Ferrara T B, Georgieff M K, Ebert J, Fisher J B
Department of Pediatrics, University of Minnesota Hospitals, Minneapolis 55404.
J Perinatol. 1989 Sep;9(3):287-90.
We evaluated the routine use of dexamethasone for the prevention of postextubation respiratory distress by entering 60 ventilated infants into a prospective, randomized, blinded study. Thirty minutes before extubation, 30 infants were given a single dose of intravenous dexamethasone (0.25 mg/kg), and 30 infants received saline placebo. Infants were intubated orotracheally for at least 48 hours following a single intubation and were maintained on low ventilator settings (F10(2) less than 0.35, intermittent mandatory ventilation [IMV] less than 6, positive end-expiratory pressure [PEEP] less than 4) at least 12 hours before extubation. Following extubation, all infants weighing less than 1500 g were routinely placed on nasal continuous positive airway pressure (NCPAP). There was no difference between the two groups in postextubation Downes' score, serum pH, PCO2, or oxygen requirement at 30 minutes, 6 hours, and 24 hours. Respiratory acidosis occurred in one steroid-treated patient and in two placebo-treated infants. Stridor occurred in four infants in each group. No infant developed postextubation lobar atelectasis or required reintubation. We conclude that prophylactic administration of dexamethasone does not improve the immediate postextubation course of infants following a single intubation and that its routine use at the time of extubation is not indicated.
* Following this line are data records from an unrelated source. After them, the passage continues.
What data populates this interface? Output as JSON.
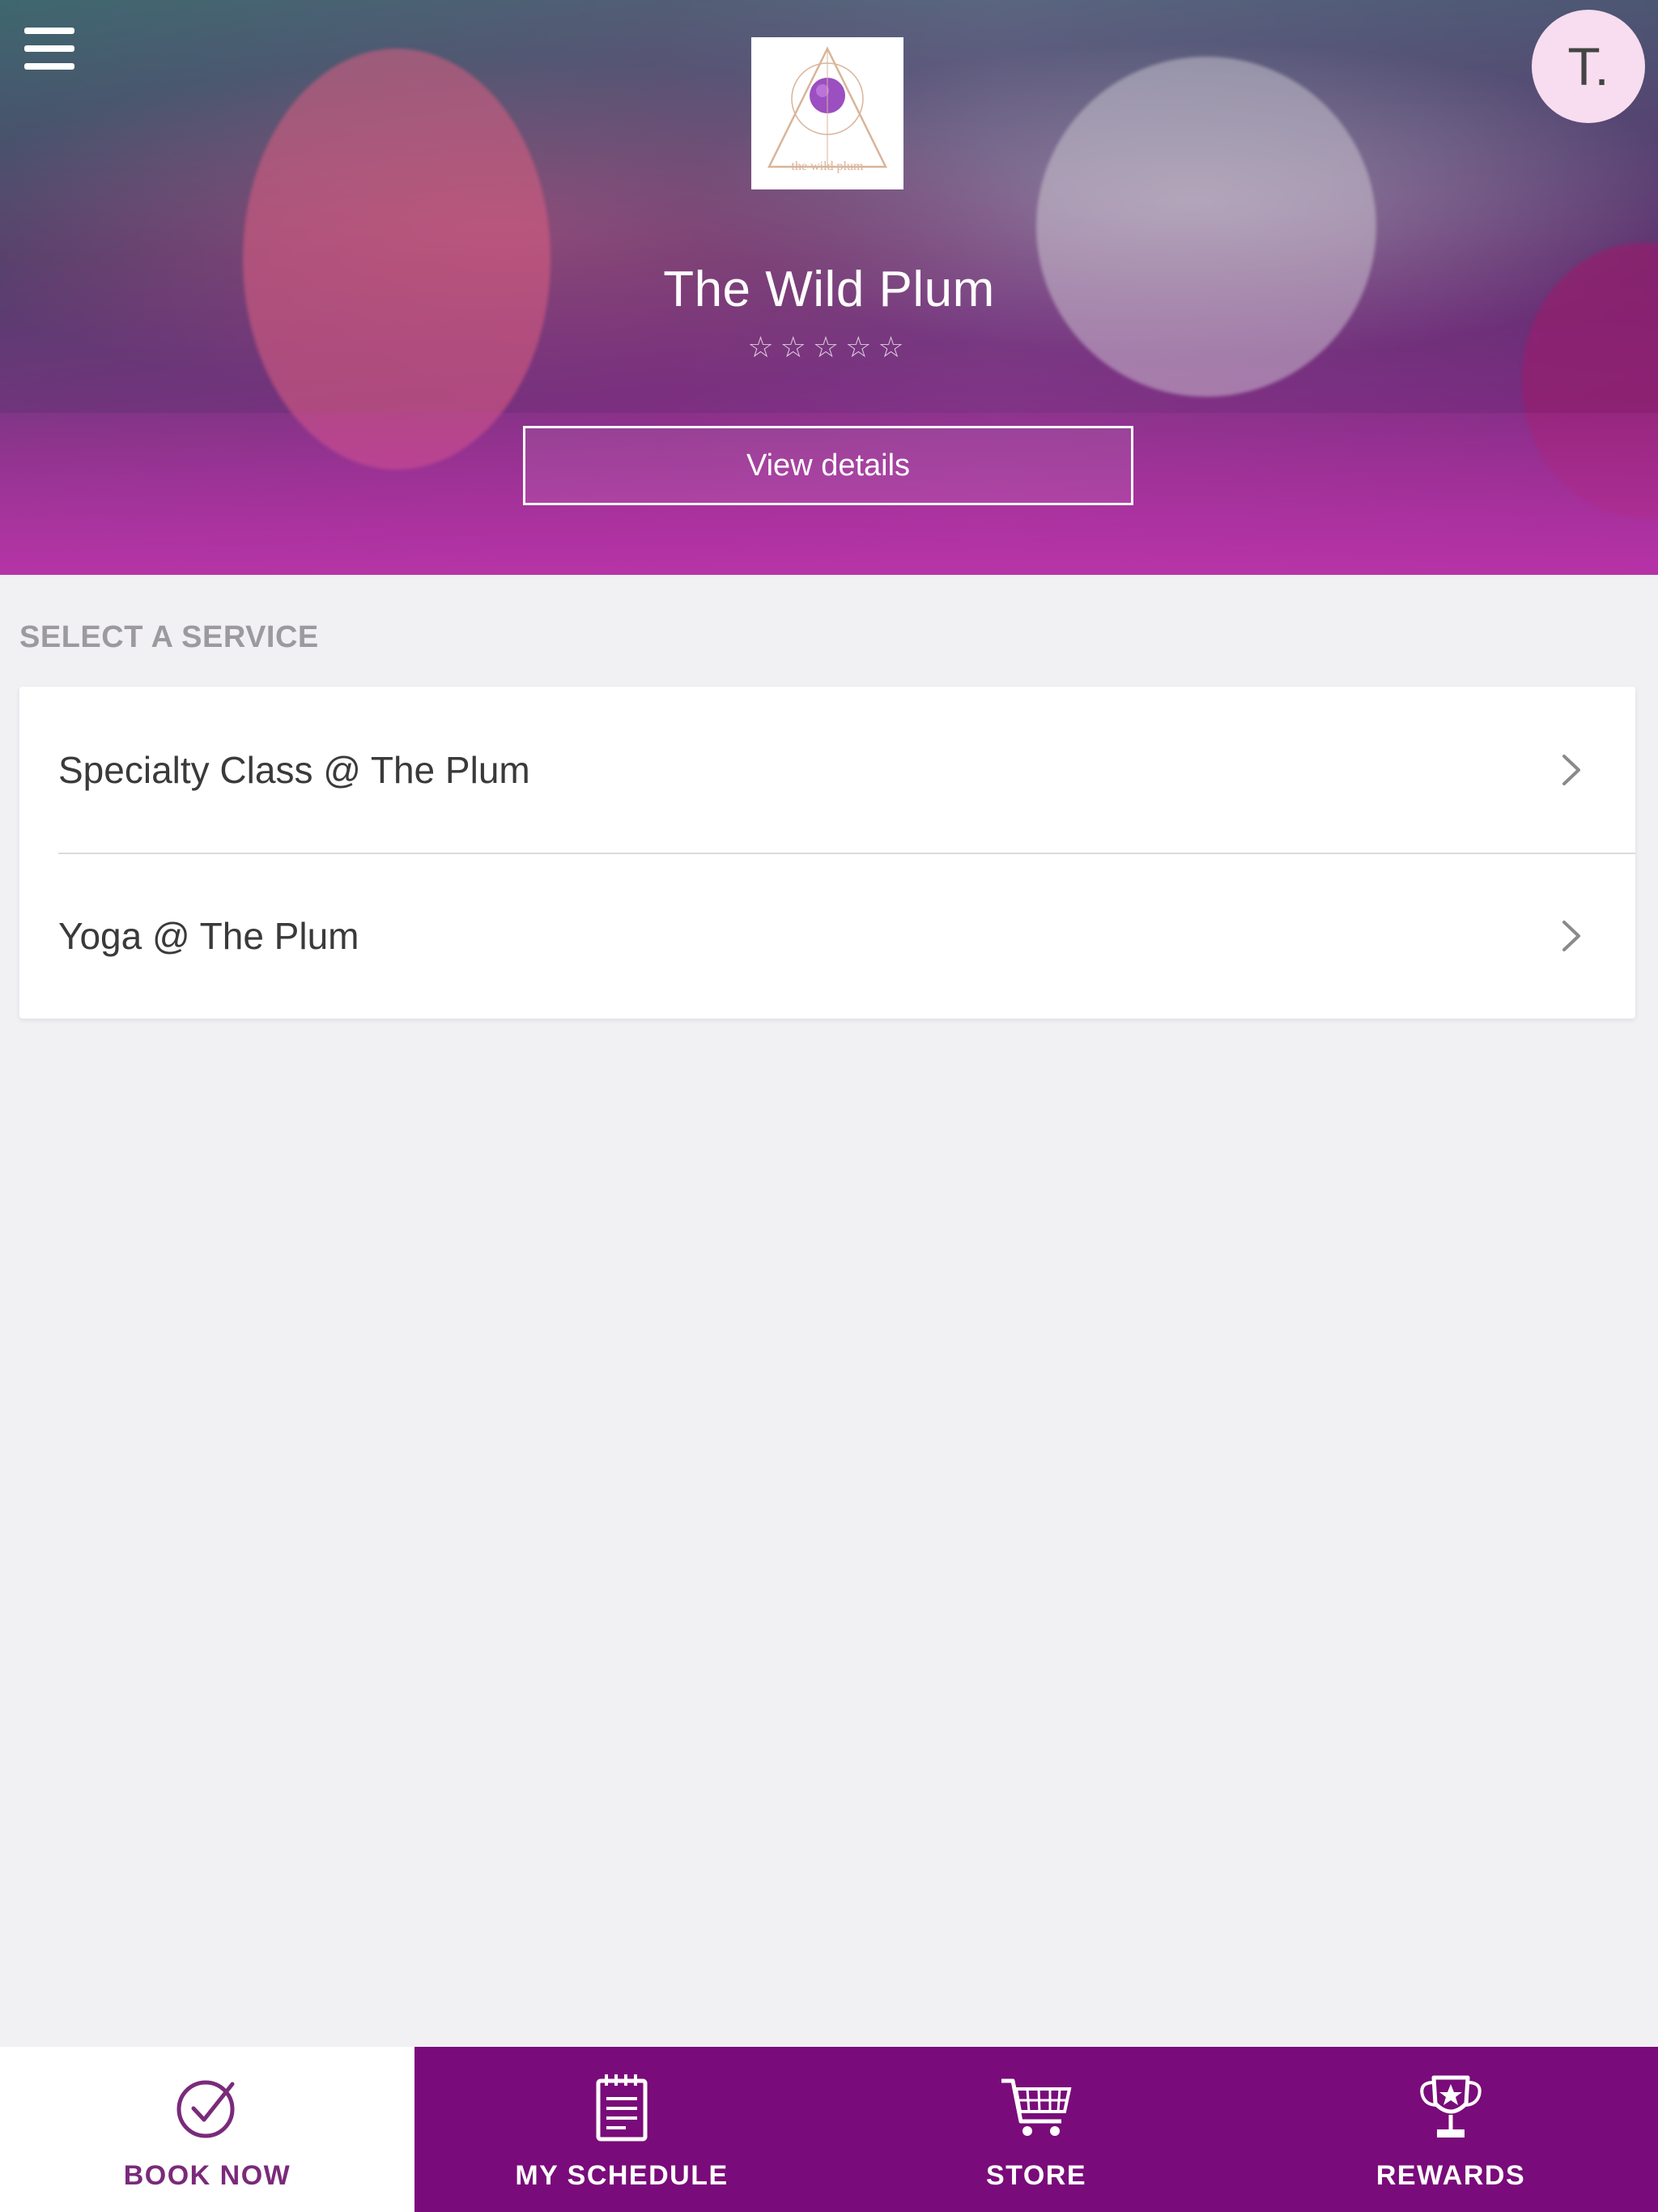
{
  "header": {
    "studio_name": "The Wild Plum",
    "rating_stars": "☆☆☆☆☆",
    "rating_value": 0,
    "view_details_label": "View details",
    "avatar_initial": "T.",
    "logo_text": "the wild plum"
  },
  "services": {
    "section_title": "SELECT A SERVICE",
    "items": [
      {
        "label": "Specialty Class @ The Plum"
      },
      {
        "label": "Yoga @ The Plum"
      }
    ]
  },
  "bottom_nav": {
    "items": [
      {
        "label": "BOOK NOW",
        "icon": "check-circle-icon",
        "active": true
      },
      {
        "label": "MY SCHEDULE",
        "icon": "calendar-icon",
        "active": false
      },
      {
        "label": "STORE",
        "icon": "cart-icon",
        "active": false
      },
      {
        "label": "REWARDS",
        "icon": "trophy-icon",
        "active": false
      }
    ]
  },
  "colors": {
    "brand_purple": "#7a0b7a",
    "background": "#f1f0f3",
    "avatar_bg": "#f8dcef",
    "section_title": "#9c9a9f"
  }
}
我们通过将60名接受机械通气的婴儿纳入一项前瞻性、随机、双盲研究,评估了地塞米松预防拔管后呼吸窘迫的常规用法。在拔管前30分钟,给30名婴儿静脉注射一剂地塞米松(0.25mg/kg),另外30名婴儿接受生理盐水安慰剂。婴儿单次插管后经口气管插管至少48小时,且在拔管前至少12小时维持低通气设置(F10(2)小于0.35,间歇指令通气[IMV]小于6,呼气末正压[PEEP]小于4)。拔管后,所有体重小于1500g的婴儿常规接受经鼻持续气道正压通气(NCPAP)治疗。两组在拔管后30分钟、6小时和24小时的唐斯评分、血清pH值、PCO2或氧需求方面无差异。1名接受类固醇治疗的患者和2名接受安慰剂治疗的婴儿发生了呼吸性酸中毒。两组各有4名婴儿出现喘鸣。没有婴儿发生拔管后肺叶肺不张或需要重新插管。我们得出结论,预防性给予地塞米松并不能改善单次插管后婴儿拔管后的即刻情况,且不建议在拔管时常规使用。